Artigo aprovado em 04 de janeiro de 2025
Artigo publicado em 06 de janeiro de 2025
Cognitio Juris Volume 15 – Número 58 – 2025 ISSN 2236-3009 |
.
Autor(es): Ricardo Nascimento Fernandes[1] |
.
RESUMO: O presente trabalho vem abordar a justiça em Hobbes. Neste artigo, avalia-se o método proposto por Hobbes, para a formação do Estado civil e a relação com as noções de lei natural e de lei civil. Busca-se compreender o papel desses conceitos na formação do estado hobbesiano e se este iria de encontro com a tese do positivismo jurídico, na qual alguns autores enquadram Hobbes como um dos precursores modernos. O principal objetivo deste trabalho é proporcionar uma reflexão acerca da reviravolta positivista do conceito de justiça, tendo como um de seus principais expoentes o filósofo Thomas Hobbes, que de forma brilhante conseguiu defender uma lei positiva com a própria lei natural, fazendo de certa forma, uma compreensão jusnaturalista da lei civil, uma vez que para o filósofo a lei civil é uma necessidade derivada da lei natural. A metodologia adotada será uma análise bibliográfica de literatura, com ênfase em livros e artigos mais atuais e relevantes sobre o tema abordado. Conclui-se que as leis naturais e civis em Hobbes, tendo como foco o conceito de justiça e todo subsidio que esta concepção trará na governamentalidade, legitimidade de governo, relações entre Estado e súditos e entre eles próprios, dentre demais aspectos, os quais foram se modificando após a obra hobbesiana.

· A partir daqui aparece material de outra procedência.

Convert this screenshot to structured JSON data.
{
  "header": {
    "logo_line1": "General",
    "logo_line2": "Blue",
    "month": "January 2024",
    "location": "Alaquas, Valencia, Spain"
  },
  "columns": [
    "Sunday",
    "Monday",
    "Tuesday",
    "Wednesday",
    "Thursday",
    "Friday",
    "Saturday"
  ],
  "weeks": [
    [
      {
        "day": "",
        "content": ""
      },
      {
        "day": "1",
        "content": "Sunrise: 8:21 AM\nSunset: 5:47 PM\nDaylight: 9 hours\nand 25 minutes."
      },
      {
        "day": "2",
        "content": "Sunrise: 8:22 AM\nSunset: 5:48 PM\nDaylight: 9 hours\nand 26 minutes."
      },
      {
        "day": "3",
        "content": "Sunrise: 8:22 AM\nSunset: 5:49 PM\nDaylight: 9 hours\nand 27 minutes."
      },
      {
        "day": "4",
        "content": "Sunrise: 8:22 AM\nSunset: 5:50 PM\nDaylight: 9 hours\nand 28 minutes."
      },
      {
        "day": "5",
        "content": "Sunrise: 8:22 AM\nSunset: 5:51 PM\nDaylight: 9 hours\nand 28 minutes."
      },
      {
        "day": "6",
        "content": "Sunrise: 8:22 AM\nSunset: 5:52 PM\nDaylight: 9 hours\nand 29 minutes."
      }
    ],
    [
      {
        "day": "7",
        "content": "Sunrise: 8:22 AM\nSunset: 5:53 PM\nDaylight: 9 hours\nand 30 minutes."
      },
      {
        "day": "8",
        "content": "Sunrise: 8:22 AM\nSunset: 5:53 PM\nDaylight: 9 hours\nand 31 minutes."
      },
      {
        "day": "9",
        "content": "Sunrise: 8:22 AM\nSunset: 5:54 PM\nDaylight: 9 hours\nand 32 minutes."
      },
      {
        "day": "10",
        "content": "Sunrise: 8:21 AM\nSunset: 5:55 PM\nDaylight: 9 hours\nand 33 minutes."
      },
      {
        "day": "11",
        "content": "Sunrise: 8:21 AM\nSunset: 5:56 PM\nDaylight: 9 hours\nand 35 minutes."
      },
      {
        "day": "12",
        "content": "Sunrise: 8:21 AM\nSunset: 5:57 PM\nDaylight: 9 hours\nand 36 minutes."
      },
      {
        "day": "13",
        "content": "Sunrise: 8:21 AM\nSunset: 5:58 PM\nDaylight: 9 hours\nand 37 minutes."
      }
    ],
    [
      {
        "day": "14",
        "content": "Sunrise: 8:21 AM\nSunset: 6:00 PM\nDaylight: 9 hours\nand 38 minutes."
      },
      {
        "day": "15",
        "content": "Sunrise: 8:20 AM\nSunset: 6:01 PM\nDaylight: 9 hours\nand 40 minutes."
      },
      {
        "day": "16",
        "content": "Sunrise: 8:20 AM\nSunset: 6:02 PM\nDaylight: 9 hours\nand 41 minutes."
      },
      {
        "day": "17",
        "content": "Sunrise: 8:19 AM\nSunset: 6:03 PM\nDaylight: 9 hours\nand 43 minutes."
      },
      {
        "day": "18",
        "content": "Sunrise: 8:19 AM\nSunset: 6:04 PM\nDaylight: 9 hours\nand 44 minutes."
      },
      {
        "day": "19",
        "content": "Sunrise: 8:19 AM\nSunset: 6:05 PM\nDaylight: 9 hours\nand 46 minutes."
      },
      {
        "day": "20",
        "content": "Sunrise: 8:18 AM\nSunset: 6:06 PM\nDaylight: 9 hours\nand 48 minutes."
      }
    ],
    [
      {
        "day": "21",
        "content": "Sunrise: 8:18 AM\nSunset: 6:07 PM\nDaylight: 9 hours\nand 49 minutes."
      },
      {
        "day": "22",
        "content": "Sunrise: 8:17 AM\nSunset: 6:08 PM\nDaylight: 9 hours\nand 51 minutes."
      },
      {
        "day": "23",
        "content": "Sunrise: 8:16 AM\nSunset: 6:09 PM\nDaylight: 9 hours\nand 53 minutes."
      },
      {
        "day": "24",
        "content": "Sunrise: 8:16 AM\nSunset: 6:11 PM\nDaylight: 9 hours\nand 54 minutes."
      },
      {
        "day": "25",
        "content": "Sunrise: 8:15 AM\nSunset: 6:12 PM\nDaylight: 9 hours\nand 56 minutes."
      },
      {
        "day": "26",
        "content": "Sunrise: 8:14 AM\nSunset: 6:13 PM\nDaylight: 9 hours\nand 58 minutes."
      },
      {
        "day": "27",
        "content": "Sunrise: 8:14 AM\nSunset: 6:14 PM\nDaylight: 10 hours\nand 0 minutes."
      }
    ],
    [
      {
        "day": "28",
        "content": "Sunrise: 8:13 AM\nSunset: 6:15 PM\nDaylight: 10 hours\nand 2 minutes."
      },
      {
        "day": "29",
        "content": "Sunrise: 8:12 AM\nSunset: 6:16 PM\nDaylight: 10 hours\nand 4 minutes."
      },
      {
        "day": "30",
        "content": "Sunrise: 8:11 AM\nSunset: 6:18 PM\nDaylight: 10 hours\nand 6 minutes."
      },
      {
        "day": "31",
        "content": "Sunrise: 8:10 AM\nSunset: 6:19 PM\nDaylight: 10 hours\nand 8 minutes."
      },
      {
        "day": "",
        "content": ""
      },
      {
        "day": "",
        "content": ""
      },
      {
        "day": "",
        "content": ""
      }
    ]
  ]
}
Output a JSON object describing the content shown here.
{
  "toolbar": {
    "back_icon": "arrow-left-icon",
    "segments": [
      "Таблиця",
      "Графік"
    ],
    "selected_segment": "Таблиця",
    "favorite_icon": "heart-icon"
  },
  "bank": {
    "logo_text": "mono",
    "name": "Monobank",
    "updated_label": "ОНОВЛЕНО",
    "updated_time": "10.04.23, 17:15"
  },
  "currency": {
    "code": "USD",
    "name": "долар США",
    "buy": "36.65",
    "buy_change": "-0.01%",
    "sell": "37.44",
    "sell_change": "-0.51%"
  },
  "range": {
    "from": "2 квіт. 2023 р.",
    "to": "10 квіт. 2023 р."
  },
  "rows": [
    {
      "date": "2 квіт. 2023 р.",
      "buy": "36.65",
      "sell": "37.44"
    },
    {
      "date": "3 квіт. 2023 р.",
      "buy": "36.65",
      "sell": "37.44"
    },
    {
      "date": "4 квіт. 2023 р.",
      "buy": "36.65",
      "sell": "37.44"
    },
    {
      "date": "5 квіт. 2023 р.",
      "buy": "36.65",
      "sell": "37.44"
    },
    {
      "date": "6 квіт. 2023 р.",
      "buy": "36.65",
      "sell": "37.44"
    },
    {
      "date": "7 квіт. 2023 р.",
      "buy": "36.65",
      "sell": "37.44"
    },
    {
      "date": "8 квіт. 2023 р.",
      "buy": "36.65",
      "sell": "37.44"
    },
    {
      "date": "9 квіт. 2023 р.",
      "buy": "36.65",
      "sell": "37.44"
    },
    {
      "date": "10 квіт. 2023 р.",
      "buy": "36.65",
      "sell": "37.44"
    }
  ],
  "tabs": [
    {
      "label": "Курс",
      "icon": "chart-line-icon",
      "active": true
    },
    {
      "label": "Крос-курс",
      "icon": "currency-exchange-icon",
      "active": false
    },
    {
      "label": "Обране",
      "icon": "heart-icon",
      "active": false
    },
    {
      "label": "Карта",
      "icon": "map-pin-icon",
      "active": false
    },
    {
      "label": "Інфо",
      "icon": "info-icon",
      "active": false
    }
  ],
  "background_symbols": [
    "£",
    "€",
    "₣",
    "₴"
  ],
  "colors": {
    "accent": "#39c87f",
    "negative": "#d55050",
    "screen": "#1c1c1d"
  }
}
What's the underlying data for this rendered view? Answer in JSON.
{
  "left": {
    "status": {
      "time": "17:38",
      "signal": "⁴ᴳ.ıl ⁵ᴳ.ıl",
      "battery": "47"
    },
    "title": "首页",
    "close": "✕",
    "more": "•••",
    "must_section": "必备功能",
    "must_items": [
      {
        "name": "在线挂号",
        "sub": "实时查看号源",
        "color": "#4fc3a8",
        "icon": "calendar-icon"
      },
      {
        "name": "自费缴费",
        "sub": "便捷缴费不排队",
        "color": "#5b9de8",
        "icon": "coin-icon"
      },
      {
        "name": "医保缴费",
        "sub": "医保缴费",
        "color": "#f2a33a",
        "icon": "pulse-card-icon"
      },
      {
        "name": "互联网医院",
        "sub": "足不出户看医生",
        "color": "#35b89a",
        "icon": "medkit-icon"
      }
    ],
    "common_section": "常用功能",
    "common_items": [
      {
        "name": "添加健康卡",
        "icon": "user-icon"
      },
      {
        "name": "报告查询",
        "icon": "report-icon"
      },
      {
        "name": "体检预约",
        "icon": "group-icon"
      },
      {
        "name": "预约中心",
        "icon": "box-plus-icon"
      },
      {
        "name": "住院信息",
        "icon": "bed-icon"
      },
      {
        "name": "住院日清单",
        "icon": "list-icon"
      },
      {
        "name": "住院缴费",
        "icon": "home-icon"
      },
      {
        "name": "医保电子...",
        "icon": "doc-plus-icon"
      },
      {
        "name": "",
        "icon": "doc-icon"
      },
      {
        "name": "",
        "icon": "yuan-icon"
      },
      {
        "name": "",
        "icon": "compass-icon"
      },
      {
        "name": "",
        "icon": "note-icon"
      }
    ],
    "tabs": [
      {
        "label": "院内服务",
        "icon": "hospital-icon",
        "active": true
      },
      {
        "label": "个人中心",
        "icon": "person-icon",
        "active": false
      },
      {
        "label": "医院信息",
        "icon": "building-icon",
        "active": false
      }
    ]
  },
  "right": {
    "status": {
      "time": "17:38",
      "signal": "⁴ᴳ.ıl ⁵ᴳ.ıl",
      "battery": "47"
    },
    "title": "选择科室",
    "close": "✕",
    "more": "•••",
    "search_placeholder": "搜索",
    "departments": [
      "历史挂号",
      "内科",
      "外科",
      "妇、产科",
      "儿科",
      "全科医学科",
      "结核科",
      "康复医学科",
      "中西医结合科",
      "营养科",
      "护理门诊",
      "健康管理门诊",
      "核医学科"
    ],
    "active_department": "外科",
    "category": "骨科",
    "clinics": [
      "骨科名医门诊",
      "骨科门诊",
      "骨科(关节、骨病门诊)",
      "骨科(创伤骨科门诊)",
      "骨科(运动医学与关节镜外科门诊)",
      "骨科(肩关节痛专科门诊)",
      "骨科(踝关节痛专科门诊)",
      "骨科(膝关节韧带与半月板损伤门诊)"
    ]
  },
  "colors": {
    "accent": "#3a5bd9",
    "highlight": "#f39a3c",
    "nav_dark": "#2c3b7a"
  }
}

Palavras-Chave: Hobbes; Justiça; Lei civil; Estado.
ABSTRACT: This paper addresses justice in Hobbes. This article evaluates the method proposed by Hobbes for the formation of the civil state and its relationship with the notions of natural law and civil law. The aim is to understand the role of these concepts in the formation of the Hobbesian state and whether this would go against the thesis of legal positivism, in which some authors classify Hobbes as one of the modern precursors. The main objective of this paper is to provide a reflection on the positivist turnaround in the concept of justice, having as one of its main exponents the philosopher Thomas Hobbes, who brilliantly managed to defend a positive law with natural law itself, making, in a certain way, a natural law understanding of civil law, since for the philosopher, civil law is a necessity derived from natural law. The methodology adopted will be a bibliographical analysis of literature, with emphasis on the most current and relevant books and articles on the topic addressed. It is concluded that natural and civil laws in Hobbes, focusing on the concept of justice and all the support that this conception will bring in governmentality, legitimacy of government, relations between State and subjects and between themselves, among other aspects, which were modified after Hobbes’ work.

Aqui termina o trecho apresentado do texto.